American Express on Friday reported fourth-quarter results that beat analyst expectations, sending the stock higher, as card fee revenues grew more than expected.
The shares rose 2.4% in premarket trading.
Here’s how the payments company’s results compared with what Wall Street analysts expected:
- Earnings: $2.03 per share vs $2.01 per share forecast by Refinitiv
- Revenue: $11.365 billion vs $11.36 billion expected
- Net card fees: $1.08 billion vs StreetAccount estimate of $1.05 billion
American Express said its stronger-than-forecast profit was driven in large part by a “well-balanced mix” in fee, spending and lending revenues.
“These results demonstrate the success of our strategy to generate sustainable, profitable growth across the enterprise over the long term,” CEO Stephen Squeri said in a statement. He noted that American Express added 11.5 million new proprietary cards in 2019, with nearly 70% of new card members opting for the company’s fee-based products. This helped to drive card fee revenue growth of 17 percent, he said.
The company’s adjusted annual profit came in at $8.30 per share, representing a 12% jump from the previous year. American Express expects 2020 profits to range between $8.85 per share and $9.25 per share. Analysts polled by Refinitiv expected earnings guidance ranging between $8.49 per share and $9.67 per share. The company also sees revenues growing by 8% to 10%.
American Express shares have surged more than 31% over the past 12 months, beating the S&P 500 and Dow Jones Industrial Average in that time.
That strong performance coincides with data showing consumer strength over the past year despite geopolitical tensions and worries about an economic slowdown.

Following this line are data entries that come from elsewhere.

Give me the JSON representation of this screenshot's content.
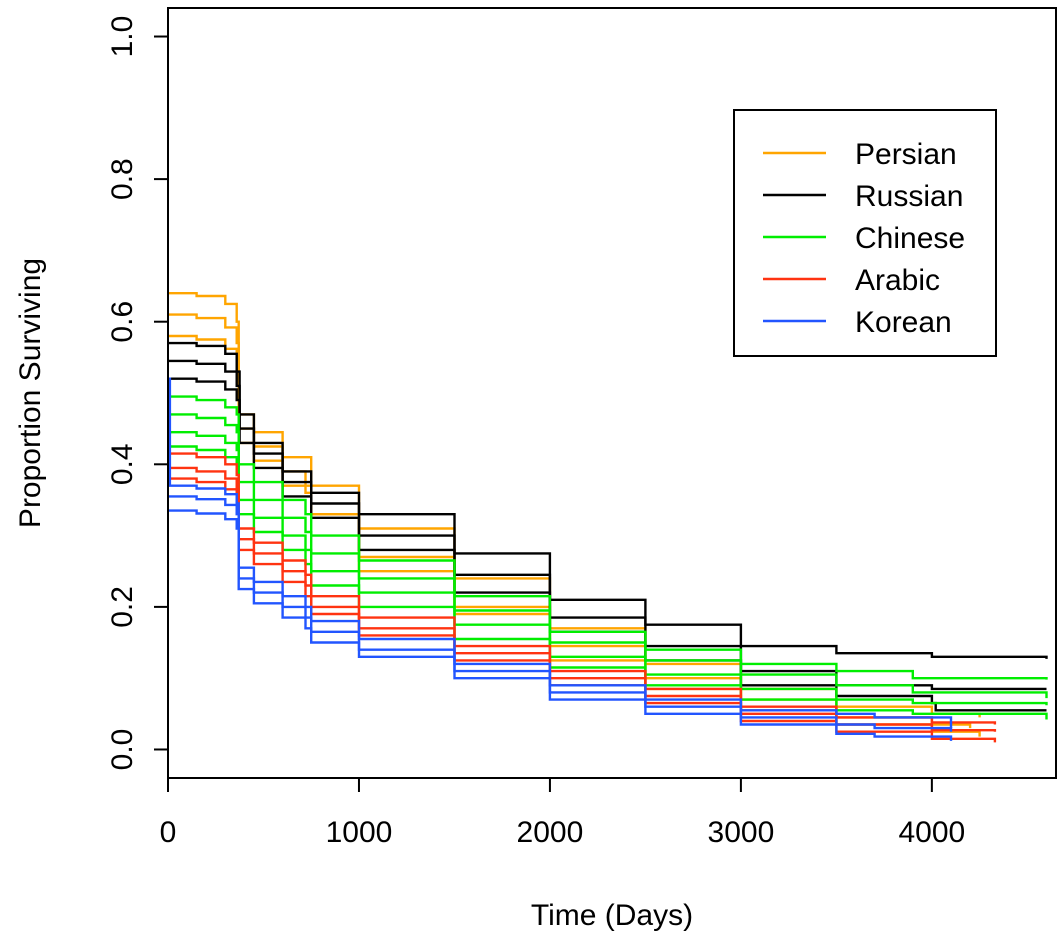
{
  "chart_data": {
    "type": "line",
    "title": "",
    "xlabel": "Time (Days)",
    "ylabel": "Proportion Surviving",
    "xlim": [
      0,
      4650
    ],
    "ylim": [
      -0.04,
      1.04
    ],
    "x_ticks": [
      "0",
      "1000",
      "2000",
      "3000",
      "4000"
    ],
    "x_tick_values": [
      0,
      1000,
      2000,
      3000,
      4000
    ],
    "y_ticks": [
      "0.0",
      "0.2",
      "0.4",
      "0.6",
      "0.8",
      "1.0"
    ],
    "y_tick_values": [
      0.0,
      0.2,
      0.4,
      0.6,
      0.8,
      1.0
    ],
    "grid": false,
    "legend_position": "top-right",
    "legend": [
      {
        "label": "Persian",
        "color": "#FFA500"
      },
      {
        "label": "Russian",
        "color": "#000000"
      },
      {
        "label": "Chinese",
        "color": "#00EE00"
      },
      {
        "label": "Arabic",
        "color": "#FF3311"
      },
      {
        "label": "Korean",
        "color": "#2255FF"
      }
    ],
    "series": [
      {
        "group": "Persian",
        "color": "#FFA500",
        "points": [
          [
            0,
            0.64
          ],
          [
            150,
            0.636
          ],
          [
            300,
            0.625
          ],
          [
            360,
            0.6
          ],
          [
            370,
            0.47
          ],
          [
            450,
            0.445
          ],
          [
            600,
            0.41
          ],
          [
            750,
            0.37
          ],
          [
            1000,
            0.31
          ],
          [
            1500,
            0.24
          ],
          [
            2000,
            0.17
          ],
          [
            2500,
            0.12
          ],
          [
            3000,
            0.085
          ],
          [
            3500,
            0.06
          ],
          [
            4000,
            0.05
          ],
          [
            4250,
            0.045
          ]
        ]
      },
      {
        "group": "Persian",
        "color": "#FFA500",
        "points": [
          [
            0,
            0.61
          ],
          [
            150,
            0.605
          ],
          [
            300,
            0.592
          ],
          [
            360,
            0.57
          ],
          [
            370,
            0.45
          ],
          [
            450,
            0.425
          ],
          [
            600,
            0.39
          ],
          [
            720,
            0.36
          ],
          [
            750,
            0.33
          ],
          [
            1000,
            0.27
          ],
          [
            1500,
            0.2
          ],
          [
            2000,
            0.145
          ],
          [
            2500,
            0.1
          ],
          [
            3000,
            0.07
          ],
          [
            3500,
            0.045
          ],
          [
            4000,
            0.035
          ],
          [
            4200,
            0.03
          ]
        ]
      },
      {
        "group": "Persian",
        "color": "#FFA500",
        "points": [
          [
            0,
            0.58
          ],
          [
            150,
            0.575
          ],
          [
            300,
            0.562
          ],
          [
            360,
            0.54
          ],
          [
            370,
            0.43
          ],
          [
            450,
            0.405
          ],
          [
            600,
            0.37
          ],
          [
            750,
            0.33
          ],
          [
            1000,
            0.25
          ],
          [
            1500,
            0.19
          ],
          [
            2000,
            0.125
          ],
          [
            2500,
            0.085
          ],
          [
            3000,
            0.055
          ],
          [
            3500,
            0.035
          ],
          [
            4000,
            0.025
          ],
          [
            4250,
            0.018
          ]
        ]
      },
      {
        "group": "Russian",
        "color": "#000000",
        "points": [
          [
            0,
            0.57
          ],
          [
            150,
            0.566
          ],
          [
            300,
            0.555
          ],
          [
            360,
            0.53
          ],
          [
            375,
            0.47
          ],
          [
            450,
            0.43
          ],
          [
            600,
            0.39
          ],
          [
            750,
            0.36
          ],
          [
            1000,
            0.33
          ],
          [
            1500,
            0.275
          ],
          [
            2000,
            0.21
          ],
          [
            2500,
            0.175
          ],
          [
            3000,
            0.145
          ],
          [
            3500,
            0.135
          ],
          [
            4000,
            0.13
          ],
          [
            4600,
            0.127
          ]
        ]
      },
      {
        "group": "Russian",
        "color": "#000000",
        "points": [
          [
            0,
            0.545
          ],
          [
            150,
            0.541
          ],
          [
            300,
            0.53
          ],
          [
            360,
            0.51
          ],
          [
            375,
            0.45
          ],
          [
            450,
            0.415
          ],
          [
            600,
            0.375
          ],
          [
            750,
            0.345
          ],
          [
            1000,
            0.3
          ],
          [
            1500,
            0.245
          ],
          [
            2000,
            0.185
          ],
          [
            2500,
            0.145
          ],
          [
            3000,
            0.11
          ],
          [
            3500,
            0.09
          ],
          [
            4000,
            0.085
          ],
          [
            4600,
            0.085
          ]
        ]
      },
      {
        "group": "Russian",
        "color": "#000000",
        "points": [
          [
            0,
            0.52
          ],
          [
            150,
            0.516
          ],
          [
            300,
            0.505
          ],
          [
            360,
            0.49
          ],
          [
            375,
            0.43
          ],
          [
            450,
            0.395
          ],
          [
            600,
            0.355
          ],
          [
            750,
            0.325
          ],
          [
            1000,
            0.28
          ],
          [
            1500,
            0.22
          ],
          [
            2000,
            0.165
          ],
          [
            2500,
            0.125
          ],
          [
            3000,
            0.09
          ],
          [
            3500,
            0.075
          ],
          [
            4000,
            0.065
          ],
          [
            4020,
            0.055
          ],
          [
            4600,
            0.055
          ]
        ]
      },
      {
        "group": "Chinese",
        "color": "#00EE00",
        "points": [
          [
            0,
            0.495
          ],
          [
            150,
            0.49
          ],
          [
            300,
            0.48
          ],
          [
            360,
            0.47
          ],
          [
            370,
            0.4
          ],
          [
            450,
            0.375
          ],
          [
            600,
            0.35
          ],
          [
            720,
            0.33
          ],
          [
            750,
            0.3
          ],
          [
            1000,
            0.265
          ],
          [
            1500,
            0.215
          ],
          [
            2000,
            0.165
          ],
          [
            2500,
            0.14
          ],
          [
            3000,
            0.12
          ],
          [
            3500,
            0.11
          ],
          [
            3900,
            0.1
          ],
          [
            4600,
            0.098
          ]
        ]
      },
      {
        "group": "Chinese",
        "color": "#00EE00",
        "points": [
          [
            0,
            0.47
          ],
          [
            150,
            0.465
          ],
          [
            300,
            0.455
          ],
          [
            360,
            0.445
          ],
          [
            370,
            0.375
          ],
          [
            450,
            0.35
          ],
          [
            600,
            0.325
          ],
          [
            720,
            0.305
          ],
          [
            750,
            0.275
          ],
          [
            1000,
            0.24
          ],
          [
            1500,
            0.195
          ],
          [
            2000,
            0.15
          ],
          [
            2500,
            0.125
          ],
          [
            3000,
            0.105
          ],
          [
            3500,
            0.09
          ],
          [
            3900,
            0.08
          ],
          [
            4600,
            0.072
          ]
        ]
      },
      {
        "group": "Chinese",
        "color": "#00EE00",
        "points": [
          [
            0,
            0.445
          ],
          [
            150,
            0.44
          ],
          [
            300,
            0.43
          ],
          [
            360,
            0.42
          ],
          [
            370,
            0.35
          ],
          [
            450,
            0.325
          ],
          [
            600,
            0.3
          ],
          [
            720,
            0.28
          ],
          [
            750,
            0.25
          ],
          [
            1000,
            0.22
          ],
          [
            1500,
            0.175
          ],
          [
            2000,
            0.13
          ],
          [
            2500,
            0.105
          ],
          [
            3000,
            0.085
          ],
          [
            3500,
            0.07
          ],
          [
            3900,
            0.065
          ],
          [
            4600,
            0.062
          ]
        ]
      },
      {
        "group": "Chinese",
        "color": "#00EE00",
        "points": [
          [
            0,
            0.425
          ],
          [
            150,
            0.42
          ],
          [
            300,
            0.41
          ],
          [
            360,
            0.4
          ],
          [
            370,
            0.33
          ],
          [
            450,
            0.305
          ],
          [
            600,
            0.28
          ],
          [
            720,
            0.26
          ],
          [
            750,
            0.23
          ],
          [
            1000,
            0.2
          ],
          [
            1500,
            0.155
          ],
          [
            2000,
            0.115
          ],
          [
            2500,
            0.09
          ],
          [
            3000,
            0.07
          ],
          [
            3500,
            0.055
          ],
          [
            3900,
            0.05
          ],
          [
            4600,
            0.042
          ]
        ]
      },
      {
        "group": "Arabic",
        "color": "#FF3311",
        "points": [
          [
            0,
            0.415
          ],
          [
            150,
            0.41
          ],
          [
            300,
            0.4
          ],
          [
            360,
            0.385
          ],
          [
            370,
            0.31
          ],
          [
            450,
            0.29
          ],
          [
            600,
            0.265
          ],
          [
            720,
            0.245
          ],
          [
            750,
            0.215
          ],
          [
            1000,
            0.185
          ],
          [
            1500,
            0.145
          ],
          [
            2000,
            0.11
          ],
          [
            2500,
            0.085
          ],
          [
            3000,
            0.06
          ],
          [
            3500,
            0.045
          ],
          [
            4000,
            0.038
          ],
          [
            4330,
            0.035
          ]
        ]
      },
      {
        "group": "Arabic",
        "color": "#FF3311",
        "points": [
          [
            0,
            0.395
          ],
          [
            150,
            0.39
          ],
          [
            300,
            0.38
          ],
          [
            360,
            0.365
          ],
          [
            370,
            0.295
          ],
          [
            450,
            0.275
          ],
          [
            600,
            0.25
          ],
          [
            720,
            0.23
          ],
          [
            750,
            0.2
          ],
          [
            1000,
            0.17
          ],
          [
            1500,
            0.135
          ],
          [
            2000,
            0.1
          ],
          [
            2500,
            0.075
          ],
          [
            3000,
            0.05
          ],
          [
            3500,
            0.035
          ],
          [
            4000,
            0.027
          ],
          [
            4330,
            0.025
          ]
        ]
      },
      {
        "group": "Arabic",
        "color": "#FF3311",
        "points": [
          [
            0,
            0.38
          ],
          [
            150,
            0.375
          ],
          [
            300,
            0.365
          ],
          [
            360,
            0.35
          ],
          [
            370,
            0.28
          ],
          [
            450,
            0.26
          ],
          [
            600,
            0.235
          ],
          [
            720,
            0.215
          ],
          [
            750,
            0.19
          ],
          [
            1000,
            0.16
          ],
          [
            1500,
            0.125
          ],
          [
            2000,
            0.09
          ],
          [
            2500,
            0.065
          ],
          [
            3000,
            0.04
          ],
          [
            3500,
            0.025
          ],
          [
            4000,
            0.015
          ],
          [
            4330,
            0.01
          ]
        ]
      },
      {
        "group": "Korean",
        "color": "#2255FF",
        "points": [
          [
            0,
            0.52
          ],
          [
            10,
            0.37
          ],
          [
            150,
            0.366
          ],
          [
            300,
            0.358
          ],
          [
            360,
            0.345
          ],
          [
            370,
            0.255
          ],
          [
            450,
            0.235
          ],
          [
            600,
            0.215
          ],
          [
            720,
            0.2
          ],
          [
            750,
            0.18
          ],
          [
            1000,
            0.155
          ],
          [
            1500,
            0.12
          ],
          [
            2000,
            0.09
          ],
          [
            2500,
            0.07
          ],
          [
            3000,
            0.055
          ],
          [
            3500,
            0.05
          ],
          [
            3700,
            0.045
          ],
          [
            4100,
            0.03
          ]
        ]
      },
      {
        "group": "Korean",
        "color": "#2255FF",
        "points": [
          [
            0,
            0.355
          ],
          [
            150,
            0.351
          ],
          [
            300,
            0.343
          ],
          [
            360,
            0.33
          ],
          [
            370,
            0.24
          ],
          [
            450,
            0.22
          ],
          [
            600,
            0.2
          ],
          [
            720,
            0.185
          ],
          [
            750,
            0.165
          ],
          [
            1000,
            0.14
          ],
          [
            1500,
            0.11
          ],
          [
            2000,
            0.08
          ],
          [
            2500,
            0.06
          ],
          [
            3000,
            0.045
          ],
          [
            3500,
            0.035
          ],
          [
            3700,
            0.03
          ],
          [
            4100,
            0.025
          ]
        ]
      },
      {
        "group": "Korean",
        "color": "#2255FF",
        "points": [
          [
            0,
            0.335
          ],
          [
            150,
            0.331
          ],
          [
            300,
            0.323
          ],
          [
            360,
            0.31
          ],
          [
            370,
            0.225
          ],
          [
            450,
            0.205
          ],
          [
            600,
            0.185
          ],
          [
            720,
            0.17
          ],
          [
            750,
            0.15
          ],
          [
            1000,
            0.13
          ],
          [
            1500,
            0.1
          ],
          [
            2000,
            0.07
          ],
          [
            2500,
            0.05
          ],
          [
            3000,
            0.035
          ],
          [
            3500,
            0.022
          ],
          [
            3700,
            0.018
          ],
          [
            4100,
            0.012
          ]
        ]
      }
    ]
  }
}
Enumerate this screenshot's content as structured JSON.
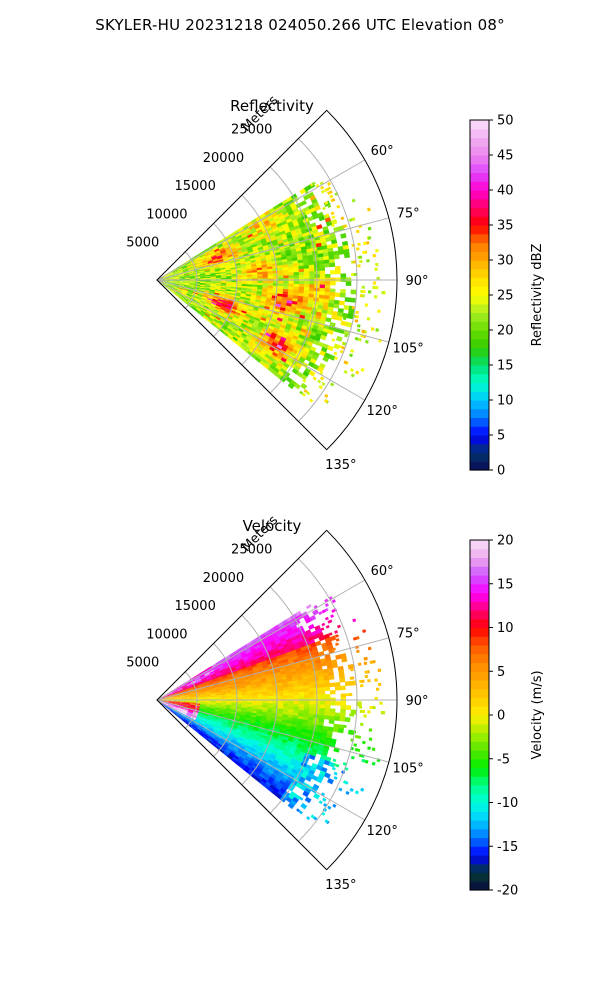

The latest data from the University of Michigan showed consumer sentiment remained near its highest level in years.
The stock also got a boost this year after China’s central bank accepted an application from an American Express unit to do business in the world’s second-largest economy.
American Express said its stronger-than-forecast profit was driven in large part by a "well-balanced mix" in fee, spending and lending revenues.